Every now and again, when I think I am working on something terribly esoteric and pointless, I am heartened by considering the lifetime work of Camille Jordan. (Actually his name was Marie, but he called himself by one of his middle names – Camille. Perhaps the fact that his wife’s name was Marie-Isabelle had something to do with that.)

To understand the genius of this well-regarded French mathematician, we need to do a little experiment together.

Posit a simple closed curve, *C*, in the plane **R**^{2}… oh err… sorry. Please permit me to start again.

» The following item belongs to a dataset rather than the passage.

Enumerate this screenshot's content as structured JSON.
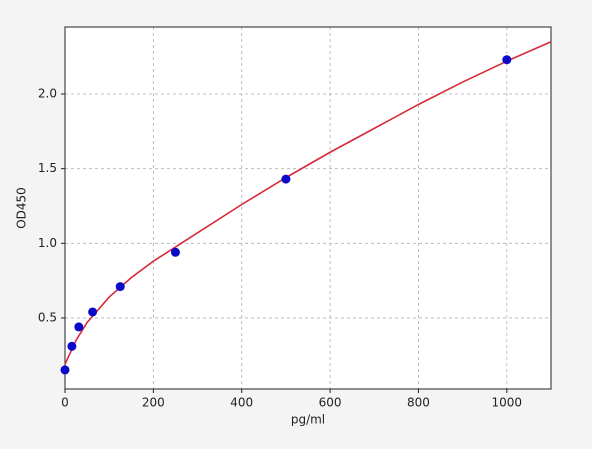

Take out a pencil and a sheet of paper. Start drawing a swirly line, around the page and, without lifting the pencil and without letting the line cross, make sure you finish up at the same point you started, to form a curvy loop. With me so far? What you just drew is called a *Jordan Curve* after our hero Monsieur Jordan.

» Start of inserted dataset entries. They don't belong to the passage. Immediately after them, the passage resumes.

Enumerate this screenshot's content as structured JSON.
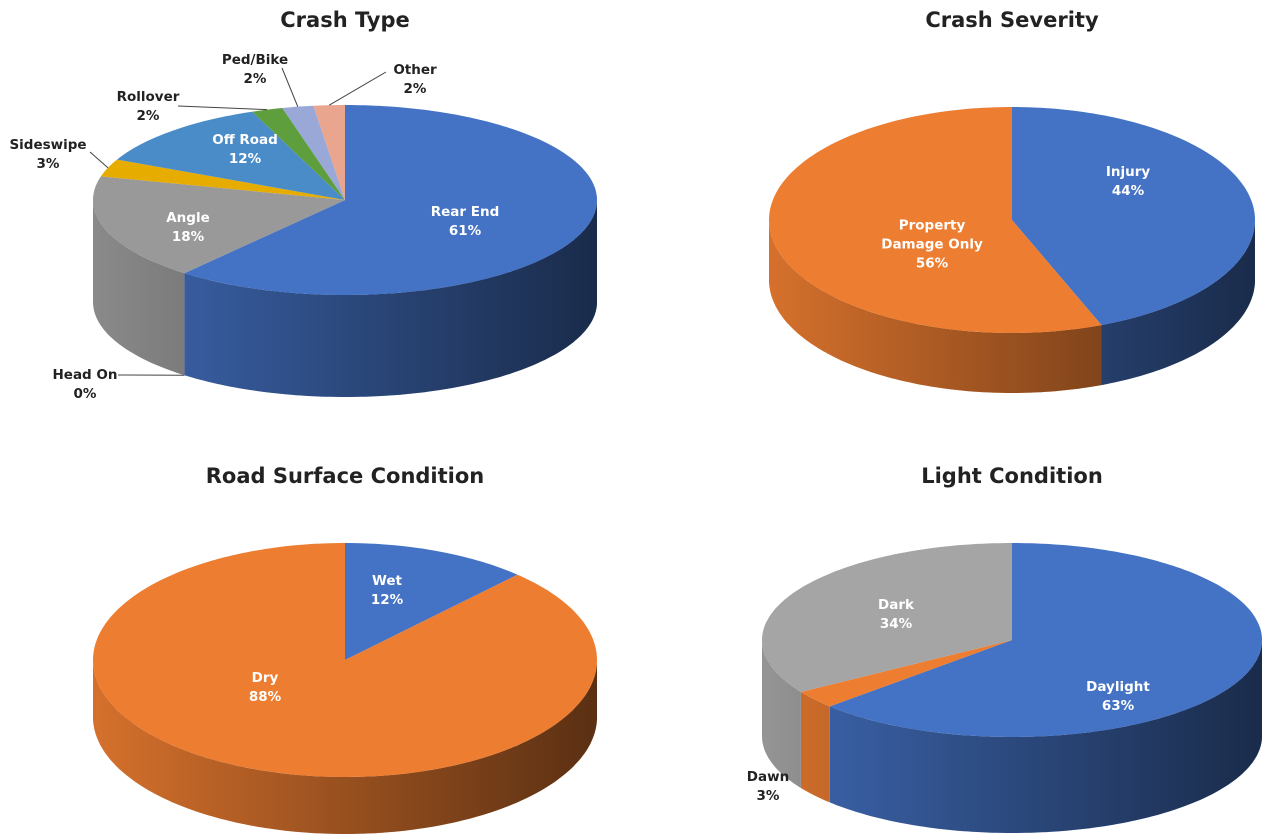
{
  "chart_data": [
    {
      "type": "pie",
      "title": "Crash Type",
      "categories": [
        "Rear End",
        "Head On",
        "Angle",
        "Sideswipe",
        "Off Road",
        "Rollover",
        "Ped/Bike",
        "Other"
      ],
      "values": [
        61,
        0,
        18,
        3,
        12,
        2,
        2,
        2
      ],
      "value_labels": [
        "61%",
        "0%",
        "18%",
        "3%",
        "12%",
        "2%",
        "2%",
        "2%"
      ],
      "colors": [
        "#4472c4",
        "#ed7d31",
        "#999999",
        "#e6ac00",
        "#4a8cc8",
        "#5f9e3c",
        "#9aa8d8",
        "#eaa58e"
      ]
    },
    {
      "type": "pie",
      "title": "Crash Severity",
      "categories": [
        "Injury",
        "Property Damage Only"
      ],
      "values": [
        44,
        56
      ],
      "value_labels": [
        "44%",
        "56%"
      ],
      "colors": [
        "#4472c4",
        "#ed7d31"
      ]
    },
    {
      "type": "pie",
      "title": "Road Surface Condition",
      "categories": [
        "Wet",
        "Dry"
      ],
      "values": [
        12,
        88
      ],
      "value_labels": [
        "12%",
        "88%"
      ],
      "colors": [
        "#4472c4",
        "#ed7d31"
      ]
    },
    {
      "type": "pie",
      "title": "Light Condition",
      "categories": [
        "Daylight",
        "Dawn",
        "Dark"
      ],
      "values": [
        63,
        3,
        34
      ],
      "value_labels": [
        "63%",
        "3%",
        "34%"
      ],
      "colors": [
        "#4472c4",
        "#ed7d31",
        "#a5a5a5"
      ]
    }
  ]
}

The next step is to take out a felt-tipped pen and colour in the inside of the loop. Still with me?

If you are, you clearly do not have the genius of Jordan, because he was the first person to say “Whoa! Wait a moment! You can’t just *assume* that such a loop has an inside and an outside! That’s something you need to *prove* first!” (Of course, he probably said it in French, which probably made it sound more geniusy.)

Legend has it, he then spent much of the rest of his life trying to prove that you could colour the inside of a Jordan Curve. He thought he had succeeded at one stage, but his proof turned out to be incorrect. It wasn’t until after Jordan’s death that Oswald Veblen managed to finally prove the Jordan curve theorem, and colourers-in around the world could finally nod in relief, and break out the Derwents.

So, if what you are working on seems rather pointless, remember Jordan. Remember his esoteric, pointless and ultimately futile goal in life made him famous enough to have a curve, an asteroid and an institute named after him.